3 minute read
Executive Director message
Happy New Year!
Another year is behind us, and what a fast year it was! It seems as if every one of our members I spoke to and visited with were running at 100+ miles per hour. On top of running wide open, inflation, skyrocketing fuel prices, continued supply chain issues and a looming (if not already happening) recession were challenges faced by all. I usually share Kiplinger’s economic predictions for the new year in this letter, but at the time this magazine went to print, they were not available. What resonated with me, to share with you, are some comments from industry consultant Jeffrey Scott:
How you budget in 2023 will look much different from this year. The goldrush is over! You need a savvier approach to managing expenses and revenues. 2023 will be different. Are you ready?
1. Keep a fluid approach to cost adjustments - You can’t just plug costs into your budget and hit cruise control. You have to watch costs on-going! Be prepared to change cost assumptions monthly, or every other month, or at most every quarter.

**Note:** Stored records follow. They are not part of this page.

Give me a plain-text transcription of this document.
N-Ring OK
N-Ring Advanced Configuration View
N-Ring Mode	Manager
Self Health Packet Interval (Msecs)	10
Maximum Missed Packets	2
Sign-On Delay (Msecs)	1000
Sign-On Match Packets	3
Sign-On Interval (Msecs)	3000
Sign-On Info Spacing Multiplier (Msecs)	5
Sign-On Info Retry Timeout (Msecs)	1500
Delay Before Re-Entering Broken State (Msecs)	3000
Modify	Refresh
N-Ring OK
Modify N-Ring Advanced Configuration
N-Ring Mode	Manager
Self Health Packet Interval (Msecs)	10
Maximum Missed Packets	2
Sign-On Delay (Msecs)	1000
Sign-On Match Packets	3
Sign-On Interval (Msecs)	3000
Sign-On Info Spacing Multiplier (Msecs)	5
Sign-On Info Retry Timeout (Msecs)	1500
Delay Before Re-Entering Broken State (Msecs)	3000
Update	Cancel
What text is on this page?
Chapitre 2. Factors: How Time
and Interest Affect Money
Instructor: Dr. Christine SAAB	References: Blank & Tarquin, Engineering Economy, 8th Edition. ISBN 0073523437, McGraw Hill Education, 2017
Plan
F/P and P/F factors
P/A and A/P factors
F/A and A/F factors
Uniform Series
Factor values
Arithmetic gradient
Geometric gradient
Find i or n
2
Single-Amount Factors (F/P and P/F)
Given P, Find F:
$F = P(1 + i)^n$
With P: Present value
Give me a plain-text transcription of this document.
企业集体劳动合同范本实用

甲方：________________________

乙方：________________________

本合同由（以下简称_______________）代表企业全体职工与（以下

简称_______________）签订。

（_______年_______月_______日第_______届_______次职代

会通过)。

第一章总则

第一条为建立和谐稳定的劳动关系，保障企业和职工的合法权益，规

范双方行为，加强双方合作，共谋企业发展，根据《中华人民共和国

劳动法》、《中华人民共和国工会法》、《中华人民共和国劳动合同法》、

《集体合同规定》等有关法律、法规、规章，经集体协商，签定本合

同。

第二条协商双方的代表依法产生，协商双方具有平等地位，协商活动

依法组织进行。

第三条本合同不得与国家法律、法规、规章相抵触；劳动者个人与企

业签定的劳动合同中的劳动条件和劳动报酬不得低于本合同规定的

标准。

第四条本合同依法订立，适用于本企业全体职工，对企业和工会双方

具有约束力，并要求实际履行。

2. Use value-based pricing. You can’t just push up prices non-stop. Clients will balk, in fact they already are! However, when you do raise prices, you should be raising value concurrently. To do this you must understand how clients perceive your value. Engage clients in conversations about their needs and wants. Listen for their pain points and what they appreciate about your services.
3. Ask your team to get L-E-A-N. Even if you can pass on cost adjustments, your profits will stagnate or go backwards in “real economic” terms. Put your teams on notice. Inform your people that the boom is over, and they have to now fight for cost and time savings in every nook and cranny. Tighten up your contract terms and your systems for collections and warranty prevention and management.
4. Maintain a backlog and whitespace. Be more strategic in what you grow, don’t over extend yourself. Flex your capacity between your divisions, use all your people to address peak needs without over hiring. Grow sales to existing clients. You hardly had time last year; this year become experts at upselling and cross selling.
5. Don’t forget to recover
replacement costs. Savvy budgeters recover all their equipment replacement costs in their pricing. Engage your team and engage your clients. The more they are engaged and on board, the better chances of winning in 2023.” You can subscribe to Jeffrey Scott’s Growth Tips here: jeffreyscott.biz/growth-tips-and-9-proven-profitstrategies/
We look forward to seeing our members and engaging in person many times in 2023! We’ll kick off the new year on January 31 with a networking event at Tucker Brewing Company. February will bring us back to a favorite location, Magnolia Hall at Piedmont Park, for a networking/education dinner – stay tuned for topic and speaker! April 11 will be our annual spring event at Topiary Courtyard, followed by an industry/student dinner at Chattahoochee Tech on May 4. Brand new for 2023: look for exciting news in the months ahead for information about a new networking/ marketing event with opportunity for vendor displays and equipment demos in late September, to be held at NG Turf’s Douglasville farm. We are also pleased to be announce that we’ll continue our partnership with NALP in promoting workforce development through a proposed new SkillsUSA landscape competition in June at the Georgia World Congress Center. Many of our members participated in last year’s event by volunteering in the career booth and/ or donating products, landscape materials and swag. More information about this will be available in early 2023. In the meantime, read about our progress (to date) with this initiative on page 37. We look forward to seeing you soon and thank all of you for your support through membership in UAC. Best wishes for a very successful 2023!